Comment by Carolyn Ramsbottom on September 6, 2009 at 8:12am
My problem with his site is that he doesn't show links or verifications for his claimed 80,000 +names. People like him give our wonderful hobby a bad name and make people like me wary of publishing on the web. Victoria I would not consider you a collector, to me that describes someone who just adds as many names as possible to their "tree" without any attempt to verify the information. Like you I find going down the side branches of my tree often more interesting than the main branches.
Comment by Victoria Turner on September 6, 2009 at 5:52am
The other thing that I meant to add to my comment is that if people are stupid enough to accept what other people tell them, or copy other people's information without checking it out first, then they are as much to blame for future confusion and wrong information being taken as fact, as the people who published it in the first place.
Comment by Victoria Turner on September 6, 2009 at 5:48am
I must be considered a "collector" then, an insult I find unacceptable. I totally agree that this bloke's site seems more about commercial advertising than it is about family.

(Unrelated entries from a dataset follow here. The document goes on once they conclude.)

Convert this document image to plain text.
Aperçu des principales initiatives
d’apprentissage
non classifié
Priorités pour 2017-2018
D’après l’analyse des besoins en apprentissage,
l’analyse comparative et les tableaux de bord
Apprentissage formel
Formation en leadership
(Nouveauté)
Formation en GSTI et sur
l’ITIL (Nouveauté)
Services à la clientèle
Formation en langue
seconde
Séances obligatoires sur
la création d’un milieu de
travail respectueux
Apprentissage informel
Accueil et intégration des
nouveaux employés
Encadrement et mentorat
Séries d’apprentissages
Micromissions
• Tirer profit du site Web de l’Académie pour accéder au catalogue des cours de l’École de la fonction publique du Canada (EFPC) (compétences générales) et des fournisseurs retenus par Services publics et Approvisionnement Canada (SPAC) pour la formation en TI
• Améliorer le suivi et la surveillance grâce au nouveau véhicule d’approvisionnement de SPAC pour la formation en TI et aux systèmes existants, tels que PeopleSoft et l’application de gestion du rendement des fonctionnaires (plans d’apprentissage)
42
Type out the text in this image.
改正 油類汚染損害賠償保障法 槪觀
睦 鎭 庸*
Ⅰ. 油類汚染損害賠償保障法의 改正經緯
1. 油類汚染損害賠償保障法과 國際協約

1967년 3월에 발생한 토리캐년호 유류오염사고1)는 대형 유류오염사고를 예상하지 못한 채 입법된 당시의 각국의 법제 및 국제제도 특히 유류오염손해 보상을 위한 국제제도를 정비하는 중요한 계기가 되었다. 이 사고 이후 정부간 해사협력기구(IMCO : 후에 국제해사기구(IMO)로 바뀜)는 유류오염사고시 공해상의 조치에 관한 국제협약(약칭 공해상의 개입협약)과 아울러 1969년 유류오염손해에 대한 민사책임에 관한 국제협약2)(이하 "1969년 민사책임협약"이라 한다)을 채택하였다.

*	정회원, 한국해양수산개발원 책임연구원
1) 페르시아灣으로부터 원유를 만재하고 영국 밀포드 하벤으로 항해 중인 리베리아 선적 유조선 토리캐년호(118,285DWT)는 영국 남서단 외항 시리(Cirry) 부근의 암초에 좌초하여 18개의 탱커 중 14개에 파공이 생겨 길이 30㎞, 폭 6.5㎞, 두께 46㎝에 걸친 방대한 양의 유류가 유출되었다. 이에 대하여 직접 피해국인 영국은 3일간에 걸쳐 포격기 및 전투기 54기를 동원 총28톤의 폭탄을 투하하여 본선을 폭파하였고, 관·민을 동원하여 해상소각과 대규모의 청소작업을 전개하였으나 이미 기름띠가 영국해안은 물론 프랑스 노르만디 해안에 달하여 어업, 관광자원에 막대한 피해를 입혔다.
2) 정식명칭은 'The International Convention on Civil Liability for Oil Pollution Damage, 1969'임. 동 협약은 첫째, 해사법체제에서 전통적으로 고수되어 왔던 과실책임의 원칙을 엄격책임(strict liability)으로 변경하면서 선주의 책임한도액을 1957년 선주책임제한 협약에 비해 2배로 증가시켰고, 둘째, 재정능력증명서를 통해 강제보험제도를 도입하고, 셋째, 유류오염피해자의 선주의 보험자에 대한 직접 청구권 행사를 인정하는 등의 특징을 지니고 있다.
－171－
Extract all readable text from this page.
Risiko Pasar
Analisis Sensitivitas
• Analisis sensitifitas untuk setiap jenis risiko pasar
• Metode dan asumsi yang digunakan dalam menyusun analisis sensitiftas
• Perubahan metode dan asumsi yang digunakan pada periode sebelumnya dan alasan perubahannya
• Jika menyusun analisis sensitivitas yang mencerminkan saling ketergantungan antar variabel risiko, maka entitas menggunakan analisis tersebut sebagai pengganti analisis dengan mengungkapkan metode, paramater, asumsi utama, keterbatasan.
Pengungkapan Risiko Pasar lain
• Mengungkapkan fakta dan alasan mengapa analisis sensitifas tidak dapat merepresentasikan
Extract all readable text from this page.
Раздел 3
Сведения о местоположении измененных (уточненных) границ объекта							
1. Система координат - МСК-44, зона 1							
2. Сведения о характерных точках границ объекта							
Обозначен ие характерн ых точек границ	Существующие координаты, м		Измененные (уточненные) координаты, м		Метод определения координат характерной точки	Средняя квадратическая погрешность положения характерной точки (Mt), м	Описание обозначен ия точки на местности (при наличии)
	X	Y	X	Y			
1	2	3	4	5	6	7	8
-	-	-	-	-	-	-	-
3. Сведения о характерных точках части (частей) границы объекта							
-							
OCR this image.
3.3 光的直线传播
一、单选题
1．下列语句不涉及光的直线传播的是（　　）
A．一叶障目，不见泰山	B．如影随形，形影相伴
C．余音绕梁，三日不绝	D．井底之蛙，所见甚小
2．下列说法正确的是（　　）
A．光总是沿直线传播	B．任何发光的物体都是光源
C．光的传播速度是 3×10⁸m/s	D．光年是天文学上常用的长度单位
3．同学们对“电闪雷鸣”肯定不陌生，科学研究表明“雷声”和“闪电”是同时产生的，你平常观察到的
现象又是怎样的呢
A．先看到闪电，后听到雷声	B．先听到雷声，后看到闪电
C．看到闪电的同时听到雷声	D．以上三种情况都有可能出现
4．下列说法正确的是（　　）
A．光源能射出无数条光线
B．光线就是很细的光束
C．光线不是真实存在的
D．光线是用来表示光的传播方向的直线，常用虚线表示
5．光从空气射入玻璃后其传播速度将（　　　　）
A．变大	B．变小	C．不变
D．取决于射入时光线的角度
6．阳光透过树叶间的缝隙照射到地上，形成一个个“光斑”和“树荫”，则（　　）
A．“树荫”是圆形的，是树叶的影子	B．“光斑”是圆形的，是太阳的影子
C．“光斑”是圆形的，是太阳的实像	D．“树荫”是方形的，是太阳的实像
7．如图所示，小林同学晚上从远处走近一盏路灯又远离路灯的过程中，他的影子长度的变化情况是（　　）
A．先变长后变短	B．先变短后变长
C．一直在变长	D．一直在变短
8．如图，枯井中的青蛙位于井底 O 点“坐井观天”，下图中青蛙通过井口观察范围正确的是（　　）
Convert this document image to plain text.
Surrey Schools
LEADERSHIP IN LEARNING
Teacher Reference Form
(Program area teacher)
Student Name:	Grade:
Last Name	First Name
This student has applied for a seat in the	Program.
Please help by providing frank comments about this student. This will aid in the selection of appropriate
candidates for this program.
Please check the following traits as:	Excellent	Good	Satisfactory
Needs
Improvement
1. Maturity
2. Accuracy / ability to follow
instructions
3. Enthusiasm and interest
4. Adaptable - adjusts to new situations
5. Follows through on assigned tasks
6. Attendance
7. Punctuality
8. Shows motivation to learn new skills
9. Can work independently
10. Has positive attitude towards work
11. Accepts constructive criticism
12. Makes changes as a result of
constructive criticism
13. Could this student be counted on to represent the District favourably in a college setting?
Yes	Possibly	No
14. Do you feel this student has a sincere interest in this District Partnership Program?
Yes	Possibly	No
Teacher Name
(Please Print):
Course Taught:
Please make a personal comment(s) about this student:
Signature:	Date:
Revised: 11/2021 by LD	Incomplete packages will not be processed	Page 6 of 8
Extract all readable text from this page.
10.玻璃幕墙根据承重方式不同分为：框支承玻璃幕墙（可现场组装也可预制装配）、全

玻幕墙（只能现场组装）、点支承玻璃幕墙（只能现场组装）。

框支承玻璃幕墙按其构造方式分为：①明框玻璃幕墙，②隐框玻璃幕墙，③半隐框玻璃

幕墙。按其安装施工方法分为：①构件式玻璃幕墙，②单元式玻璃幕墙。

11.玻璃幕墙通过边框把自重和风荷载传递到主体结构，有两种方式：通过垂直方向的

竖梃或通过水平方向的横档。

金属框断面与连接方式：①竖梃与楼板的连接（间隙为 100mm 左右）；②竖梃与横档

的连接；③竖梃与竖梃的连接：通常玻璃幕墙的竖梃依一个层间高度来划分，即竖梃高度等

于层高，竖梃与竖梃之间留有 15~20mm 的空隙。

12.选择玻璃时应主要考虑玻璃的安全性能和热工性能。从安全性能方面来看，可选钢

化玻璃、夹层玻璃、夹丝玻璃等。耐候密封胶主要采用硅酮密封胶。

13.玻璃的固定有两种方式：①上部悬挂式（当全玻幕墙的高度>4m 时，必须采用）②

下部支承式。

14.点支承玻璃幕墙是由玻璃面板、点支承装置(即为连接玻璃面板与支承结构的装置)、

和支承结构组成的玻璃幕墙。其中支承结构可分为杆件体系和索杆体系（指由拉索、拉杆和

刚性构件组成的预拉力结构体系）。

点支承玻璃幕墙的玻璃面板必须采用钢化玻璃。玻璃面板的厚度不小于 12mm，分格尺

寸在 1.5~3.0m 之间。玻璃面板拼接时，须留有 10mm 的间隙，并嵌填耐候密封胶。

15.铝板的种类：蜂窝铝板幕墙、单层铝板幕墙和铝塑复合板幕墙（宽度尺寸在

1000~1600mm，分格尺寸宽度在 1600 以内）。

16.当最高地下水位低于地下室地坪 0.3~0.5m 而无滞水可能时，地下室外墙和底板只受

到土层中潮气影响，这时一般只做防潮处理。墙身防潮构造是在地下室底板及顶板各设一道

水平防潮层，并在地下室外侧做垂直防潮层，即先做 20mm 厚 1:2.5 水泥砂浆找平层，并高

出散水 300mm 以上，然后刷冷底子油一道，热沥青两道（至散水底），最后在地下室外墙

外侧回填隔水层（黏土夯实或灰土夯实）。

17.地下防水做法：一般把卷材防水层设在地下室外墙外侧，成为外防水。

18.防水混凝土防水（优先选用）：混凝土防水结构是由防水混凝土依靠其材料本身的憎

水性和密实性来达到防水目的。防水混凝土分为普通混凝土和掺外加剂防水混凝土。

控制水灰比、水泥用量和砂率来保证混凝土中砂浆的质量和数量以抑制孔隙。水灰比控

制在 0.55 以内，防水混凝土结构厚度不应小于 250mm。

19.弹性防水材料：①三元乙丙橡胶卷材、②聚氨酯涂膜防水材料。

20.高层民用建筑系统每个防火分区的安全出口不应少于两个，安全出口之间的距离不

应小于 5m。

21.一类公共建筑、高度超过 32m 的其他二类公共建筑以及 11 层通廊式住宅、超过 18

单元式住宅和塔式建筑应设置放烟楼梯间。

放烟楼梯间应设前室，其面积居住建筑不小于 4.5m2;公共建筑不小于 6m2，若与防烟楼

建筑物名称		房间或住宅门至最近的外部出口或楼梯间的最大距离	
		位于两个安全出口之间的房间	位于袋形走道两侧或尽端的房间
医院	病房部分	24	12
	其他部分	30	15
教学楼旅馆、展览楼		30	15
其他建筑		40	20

However, I have just over 70,000 names on my tree. Most have been verified with documents and ALL are proven connected in some way with my family. I am a social historian as much as I am a family researcher, and that side of things is fascinating. The people of whole villages in some instances can be shown to be related in one way or another in the 18th/19th centuries.
To quote "your 2nd cousins husbands mothers family" as not being part of family research is bunkum. Of course they are relevant, if you are really interested in how your family spread, its class and financial ups and downs, etc. etc. It all depends on what approach you want to take. Some people, for example, only research the male lines and get very upset when they find an illegitamacy that stops that line.
Others prefer to research only their personal straight lines. I find both those pretty boring.
I have been researching nigh on 40 years in one field or another, 30 years on family research, and prefer to use a blanket approach, although unlike a simple Collector, I do prove my links before adding to my tree.
In the past ten years since becoming computerised I have helped hundreds of people add something proven to their trees, and am always happy to give my sources. Electronically meeting such people is part of the fun although, yes, those who take without giving anything in return are to be abominated. Fortunately, they are in the minority, and you should learn to spot them pretty quickly.
Publishing anything on the net is fraught with risk and people like this Mr Smith are one of the risks. If you have given information directly to him without first finding out what he was going to do with it, then there is nothing much you can do about it. If it has been taken from a published on-line tree belonging to you, then you hold the copyright, and it is up to you to try to prove plagarism. Cost you a fortune and usually not worth the effort.
Comment by Carolyn Ramsbottom on September 5, 2009 at 5:04pm
I had a look at this guy's site and apart from the fact he claims 80,000 +names !!!, he has links to sites that will charge you a fortune to obtain English or Welsh bmd certificates - be warned anyone can order these direct from the GRO online or by post from any where in the world - and they cost £7 sterling including postage (see www.direct.gov.uk go to government, citizens and rights and follow the links.